Backward classes commission is toothless, says chairperson

May 29, 2013 10:24 am | Updated 10:24 am IST - BANGALORE:

Efforts by two successive heads of the Karnataka State Backward Classes Commission to ensure that judicial powers of the commission are restored have gone in vain, and the post of chairperson has remained downgraded for two years. Earlier, the commission had civil court status and the chairperson the status of a High Court judge, with Cabinet rank. Now the chairperson’s status is that of a Minister of State.

The government’s failure to restore judicial status to the chairperson has affected the functioning of the commission, says chairperson N. Shankarappa. “In a way, the commission has now become toothless.”

The Bharatiya Janata Party government withdrew the judicial status accorded to the chairperson in March 2011 when C.S. Dwarakanath was heading the body. Mr. Dwarakanath challenged the move in the Karnataka High Court, which stayed the government order. However, the judicial powers extended to commission were withdrawn when Mr. Dwarakanath demitted office. According to Mr. Dwarakanath, the powers of the chairperson were transferred to the member-secretary.

Altering the position to that of a Minister, many facilities were taken back; his crime was the alleged verbal attack on the Sangh Parivar.

Mr. Shankarappa, who resigned from the Legislative Council to make way for the former Chief Minister D.V. Sadananda Gowda to enter the Upper House, occupied the post vacated by Mr. Dwarakanath in October 2011. But things did not change even after he took over. “My pleas to Mr. Sadananda Gowda and Jagadish Shettar to restore judicial status failed to yield any result,” Mr. Shankarappa told The Hindu .

Pinning his hopes on the new Chief Minister, he said Siddaramaiah had all the information on the state of affairs of the commission. It was he who allocated Rs. 2 crore for conducting the caste based census when he was Deputy Chief Minister in the Congress-Janata Dal (Secular) coalition government. “I will meet the Chief Minister along with commission members and seek support for the effective functioning of the commission”, he said.

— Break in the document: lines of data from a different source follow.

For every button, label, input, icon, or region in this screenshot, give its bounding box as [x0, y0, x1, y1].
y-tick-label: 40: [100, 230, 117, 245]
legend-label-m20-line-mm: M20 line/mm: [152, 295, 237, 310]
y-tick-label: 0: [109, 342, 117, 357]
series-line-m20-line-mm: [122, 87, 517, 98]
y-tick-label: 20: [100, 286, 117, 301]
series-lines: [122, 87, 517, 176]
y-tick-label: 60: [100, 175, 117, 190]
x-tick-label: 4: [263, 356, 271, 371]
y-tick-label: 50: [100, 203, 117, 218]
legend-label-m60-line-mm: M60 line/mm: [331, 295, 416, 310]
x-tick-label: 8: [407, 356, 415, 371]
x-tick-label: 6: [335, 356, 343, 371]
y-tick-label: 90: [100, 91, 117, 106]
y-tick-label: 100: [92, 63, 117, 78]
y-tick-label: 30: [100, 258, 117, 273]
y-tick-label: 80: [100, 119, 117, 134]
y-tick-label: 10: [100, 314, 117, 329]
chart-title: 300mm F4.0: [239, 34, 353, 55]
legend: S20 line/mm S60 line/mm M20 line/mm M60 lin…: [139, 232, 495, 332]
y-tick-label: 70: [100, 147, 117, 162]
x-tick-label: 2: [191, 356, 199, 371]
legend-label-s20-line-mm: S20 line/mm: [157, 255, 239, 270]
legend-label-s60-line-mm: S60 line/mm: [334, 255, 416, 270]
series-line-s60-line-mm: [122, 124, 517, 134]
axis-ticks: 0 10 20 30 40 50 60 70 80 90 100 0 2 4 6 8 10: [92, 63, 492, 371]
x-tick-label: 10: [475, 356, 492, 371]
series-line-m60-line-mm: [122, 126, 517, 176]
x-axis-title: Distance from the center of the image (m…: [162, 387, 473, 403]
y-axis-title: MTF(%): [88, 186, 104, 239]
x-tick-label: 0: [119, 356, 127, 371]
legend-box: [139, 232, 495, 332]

The government’s stand on the issue had affected the functioning of commission to a larger extent. Mr. Shankarappa said that he has faced a plethora of problems after becoming chairperson. After prolonged attempts members were appointed in June 2012. he said.

But despite inadequacies, Mr. Shankarappa said that he wanted to take up the long-pending ambitious projects of caste census in the State and anthropological documentation of backward communities.

No caste-based census had been conducted after Independence. The last one was conducted in 1931. The Union government had released Rs. 7 crore of the Rs. 21 crore allocated and State government Rs. 1 crore in 2004-05. The Karnataka High Court had directed the government to draw up a calendar of events, but despite that there was no progress. “It is difficult to conduct survey of the kind without the support of the government”, he noted.

Meanwhile, the commission is all set to submit its report on the status of six backward class communities to the government shortly.